Leadership Starts Early

Leadership starts early in life. Even though we normally attribute the behaviors associated with leadership to more senior-level and experienced executives, the underlying traits are often identifiable much earlier. This is not to say that there are not many later bloomers, just that some people show a natural aptitude for leadership early through their character and demeanor. While it would be tempting to cite stories from the early lives of U.S. presidents or the CEOs of nameplate companies, I am going to go out on a limb instead and predict a future leader.

When weather permits, I drive past the gym in the morning and head for Pinnacle Mountain. If I am out early enough, I can go up the east side and down the west, returning on the base trail in about an hour and 10 minutes. I get a great workout, the joy of time alone in nature and a little morning inspiration in the form of the view from the top.

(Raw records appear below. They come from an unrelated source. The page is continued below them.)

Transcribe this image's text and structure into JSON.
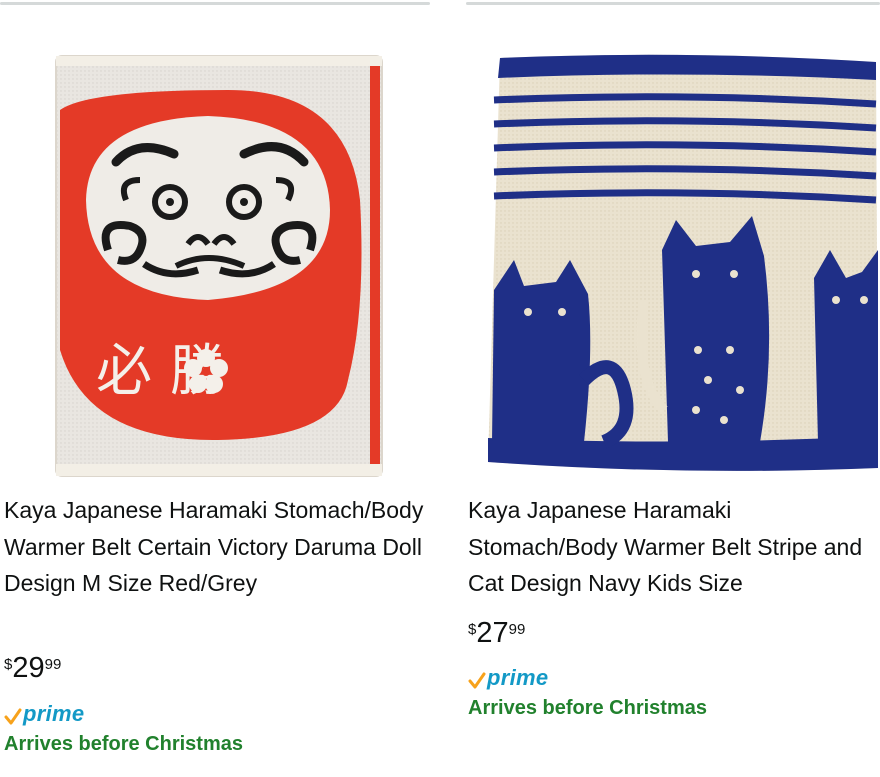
{
  "products": [
    {
      "title": "Kaya Japanese Haramaki Stomach/Body Warmer Belt Certain Victory Daruma Doll Design M Size Red/Grey",
      "price_symbol": "$",
      "price_whole": "29",
      "price_fraction": "99",
      "prime_label": "prime",
      "delivery": "Arrives before Christmas",
      "image_icon": "daruma-haramaki-image",
      "image_text": "必 勝"
    },
    {
      "title": "Kaya Japanese Haramaki Stomach/Body Warmer Belt Stripe and Cat Design Navy Kids Size",
      "price_symbol": "$",
      "price_whole": "27",
      "price_fraction": "99",
      "prime_label": "prime",
      "delivery": "Arrives before Christmas",
      "image_icon": "cat-stripe-haramaki-image"
    }
  ],
  "colors": {
    "prime_blue": "#1399c6",
    "prime_check": "#f7a21b",
    "delivery_green": "#21812d",
    "daruma_red": "#e43a27",
    "navy": "#1f2f87",
    "knit_cream": "#efe7d6"
  }
}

One Saturday morning in April, I arrived at the peak to find a young woman there scrubbing off graffiti. Since litter and graffiti send my blood pressure through the roof, I thanked her for her efforts on behalf of the park. She grinned at me a little sheepishly, which is when I realized that she could be no more than about 16 years old. Then the rest of the story came out.

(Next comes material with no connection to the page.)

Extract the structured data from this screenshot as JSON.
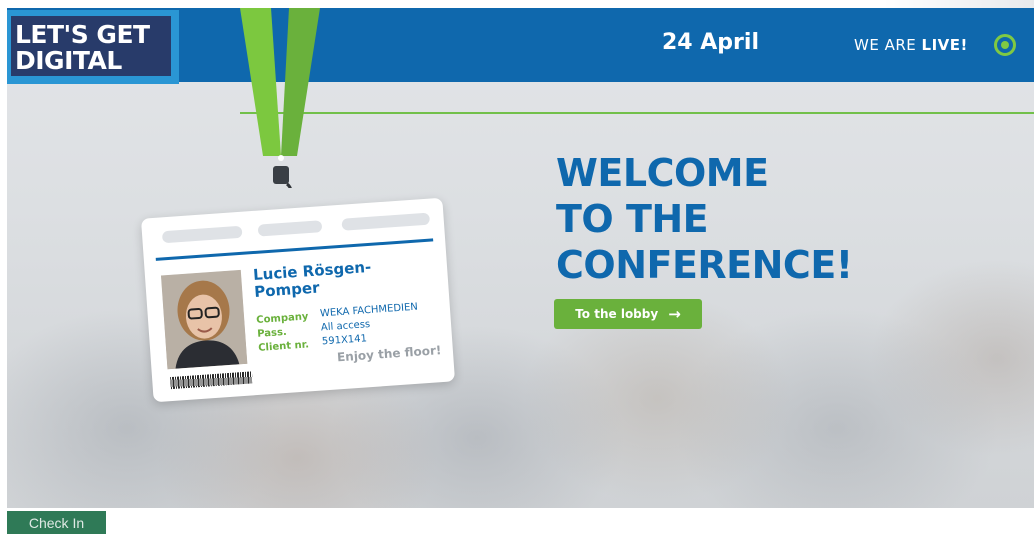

It seems that she had been up there a few weeks ago with her boyfriend, who felt it necessary to record his affection for her with a black indelible pen. What she did not know was that her father was also coming up the mountain and that he would see the markings when the ink was barely dry. That night he left stern orders for the removal of the offending mark. It seems he was leaving on business the next day and was clear that it should be handled before he returned.

However, with the rebellion that only a teenager can muster, she told me that she had decided to ignore her dad’s instructions, safe in the knowledge that he ascended Pinnacle only about once a year. Yet here she was, scrubbing hard at a handwritten message: “Mark loves Ashley, 2006.”

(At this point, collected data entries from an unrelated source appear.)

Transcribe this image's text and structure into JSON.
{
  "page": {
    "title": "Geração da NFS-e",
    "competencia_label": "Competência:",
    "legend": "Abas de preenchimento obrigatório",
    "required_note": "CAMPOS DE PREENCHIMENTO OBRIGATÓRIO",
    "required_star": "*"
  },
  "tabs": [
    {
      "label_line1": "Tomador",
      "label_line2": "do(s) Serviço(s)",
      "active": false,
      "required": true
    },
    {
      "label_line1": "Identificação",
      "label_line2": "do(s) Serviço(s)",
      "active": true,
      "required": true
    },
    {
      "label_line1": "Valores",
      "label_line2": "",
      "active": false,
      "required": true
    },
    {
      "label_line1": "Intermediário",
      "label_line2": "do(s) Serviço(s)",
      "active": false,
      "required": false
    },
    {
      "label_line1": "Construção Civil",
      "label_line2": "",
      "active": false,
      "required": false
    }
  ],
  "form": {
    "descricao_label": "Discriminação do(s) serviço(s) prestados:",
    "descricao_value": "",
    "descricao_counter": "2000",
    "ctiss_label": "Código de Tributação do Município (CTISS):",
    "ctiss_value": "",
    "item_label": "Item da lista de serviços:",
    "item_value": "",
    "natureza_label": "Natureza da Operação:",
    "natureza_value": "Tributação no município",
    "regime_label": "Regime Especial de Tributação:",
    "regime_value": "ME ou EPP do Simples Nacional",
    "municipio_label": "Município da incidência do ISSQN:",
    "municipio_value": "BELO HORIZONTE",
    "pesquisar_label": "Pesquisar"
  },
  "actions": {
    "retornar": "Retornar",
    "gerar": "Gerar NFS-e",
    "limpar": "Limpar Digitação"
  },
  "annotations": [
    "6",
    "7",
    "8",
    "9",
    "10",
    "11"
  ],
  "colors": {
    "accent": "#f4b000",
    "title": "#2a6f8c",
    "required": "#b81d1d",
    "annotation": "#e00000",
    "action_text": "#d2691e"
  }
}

“Well, Ashley,” I said, “I guess your dad is due back soon and you decided you had better do what he asked.”

She motioned toward the offending graffiti and said, “My name is not Ashley, it is Taylor, and my dad has been back for weeks. I just decided that it did not matter that he would not know. And as long as I was hauling this bucket and brush to the top, I might just as well scrub the rest of the rocks.” And she had. When I looked I could see freshly scrubbed patches all the way to the end of the precipice.

So a teenager decides not only to do the right thing, despite the opportunity to use stubbornness to get one up on her Dad, and determines that she might as well go above and beyond the call of duty while she’s at it — just because it is the right thing to do? My prediction: Look for a young woman named Taylor on the Arkansas Business “40 Under Forty” list in about 15 years or so. She has already demonstrated character of the sort that attracts followers.